We must remember that Jinnah was a triple minority in British India, being an Ismaili-born Shia Khoja Muslim. He promised that Pakistan - being a state formed out of a minority's demand could not be unmindful of its minorities.

Yet in Pakistan today I consider myself a triple minority, an agnostic child of a marriage between an Ahmadi and a Shia. In a country where connections and family backgrounds matter more than merit, I am also part of a fourth minority - the urban middle class, which has limited - if any- opportunity to play a role politically through existing power structures and groupings but which is aware enough to care and express through activism those political impulses which move us.
This is where internet assumes significance and blogging in particular. It is a great leveller for the excluded. Today the voice of the urban educated classes who do not have a ghost of a chance to make it to any national legislature have a voice and a forum to express their aspirations. Granted that these aspirations are not the most positive every time but change is evolutionary. We are on the threshold of a paradigm shift - today when we are online the world is online with us. The brave new world is out there in cyberspace.

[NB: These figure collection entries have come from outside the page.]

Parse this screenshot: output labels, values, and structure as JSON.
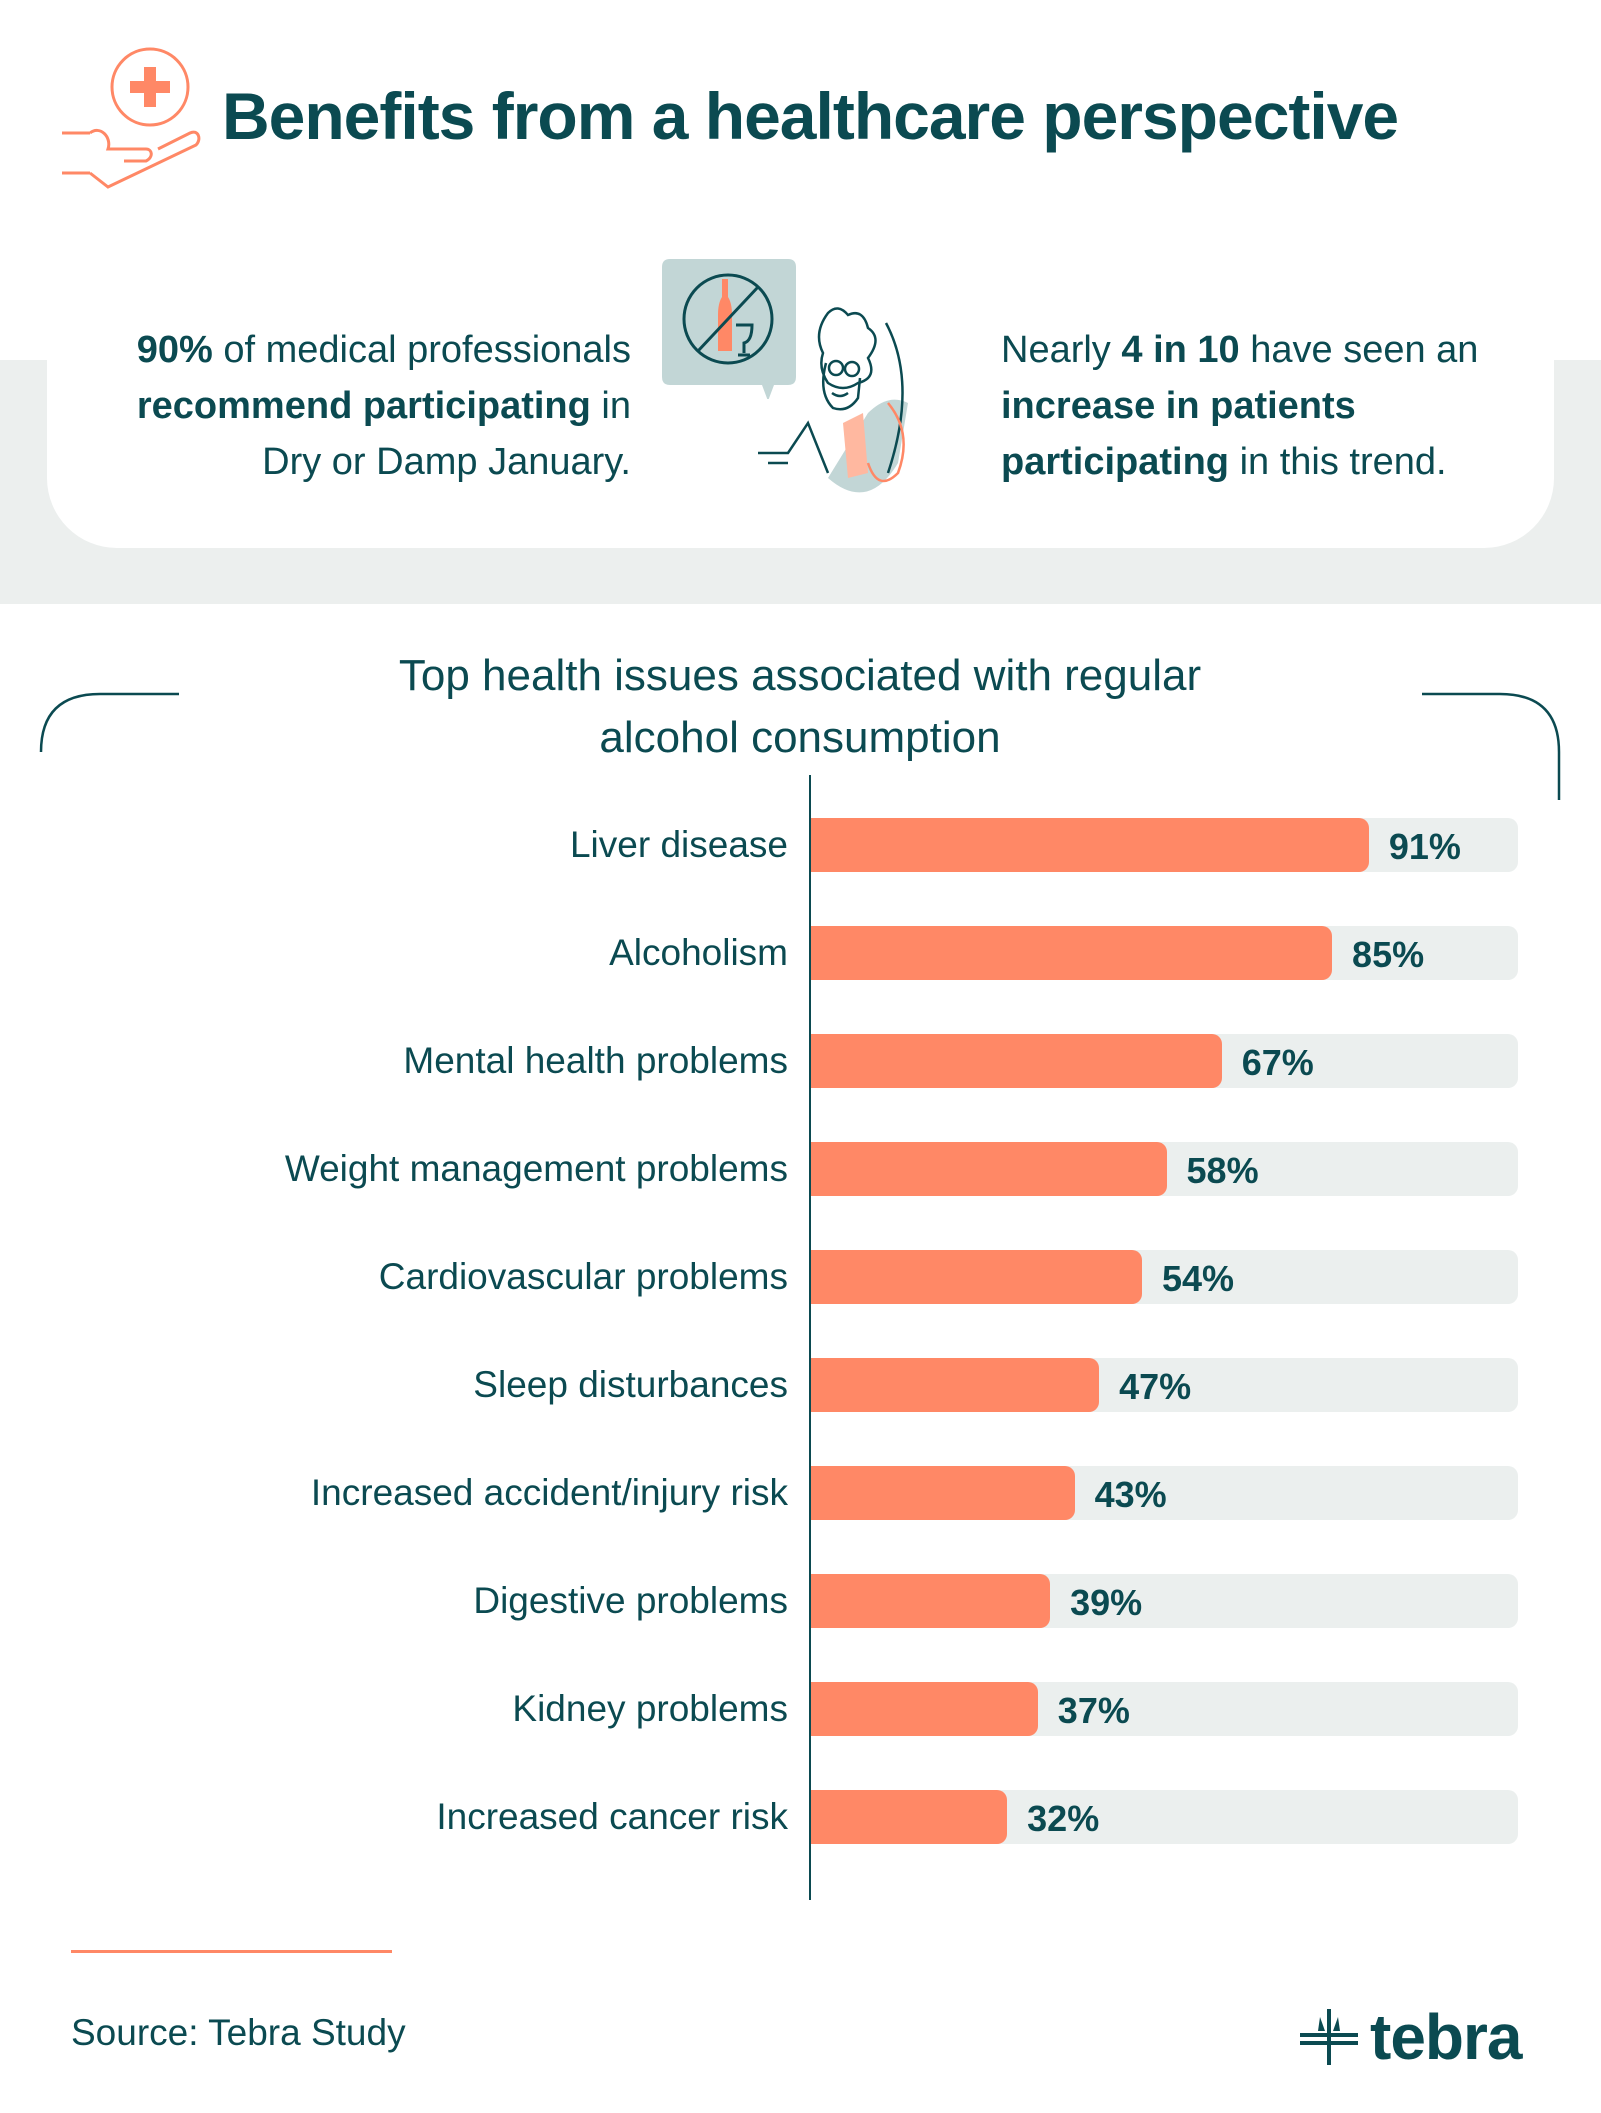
{
  "header": {
    "title": "Benefits from a healthcare perspective",
    "icon": "hand-medical-cross-icon"
  },
  "stats": {
    "left": {
      "bold1": "90%",
      "text1": " of medical professionals",
      "bold2": "recommend participating",
      "text2": " in",
      "text3": "Dry or Damp January."
    },
    "right": {
      "text1": "Nearly ",
      "bold1": "4 in 10",
      "text2": " have seen an",
      "bold2": "increase in patients",
      "bold3": "participating",
      "text3": " in this trend."
    }
  },
  "chart_data": {
    "type": "bar",
    "orientation": "horizontal",
    "title": "Top health issues associated with regular alcohol consumption",
    "title_lines": [
      "Top health issues associated with regular",
      "alcohol consumption"
    ],
    "categories": [
      "Liver disease",
      "Alcoholism",
      "Mental health problems",
      "Weight management problems",
      "Cardiovascular problems",
      "Sleep disturbances",
      "Increased accident/injury risk",
      "Digestive problems",
      "Kidney problems",
      "Increased cancer risk"
    ],
    "values": [
      91,
      85,
      67,
      58,
      54,
      47,
      43,
      39,
      37,
      32
    ],
    "value_labels": [
      "91%",
      "85%",
      "67%",
      "58%",
      "54%",
      "47%",
      "43%",
      "39%",
      "37%",
      "32%"
    ],
    "unit": "%",
    "colors": {
      "bar": "#ff8866",
      "track": "#ebefee",
      "text": "#0b4a51"
    }
  },
  "footer": {
    "source": "Source: Tebra Study",
    "logo": "tebra"
  }
}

The thing with the internet is that it is a multiplier. It is unstoppable. When you put an idea out there it gets replicated. 10 years ago it was just me and a handful of other people harping about religious minorities in Pakistan. Now the number has multiplied manifolds. It has also given voice to those marginalised groups to jump into the arena themselves.
The minorities are organising finally. A new sense of hope and vigor has emerged. Facebook has a lot to do with it. Far from it that I make any reference to that jokers' revolution ie the Arab Spring... but a much more substantial change is under way. Some of the results of this awareness will be apparent in the census this year.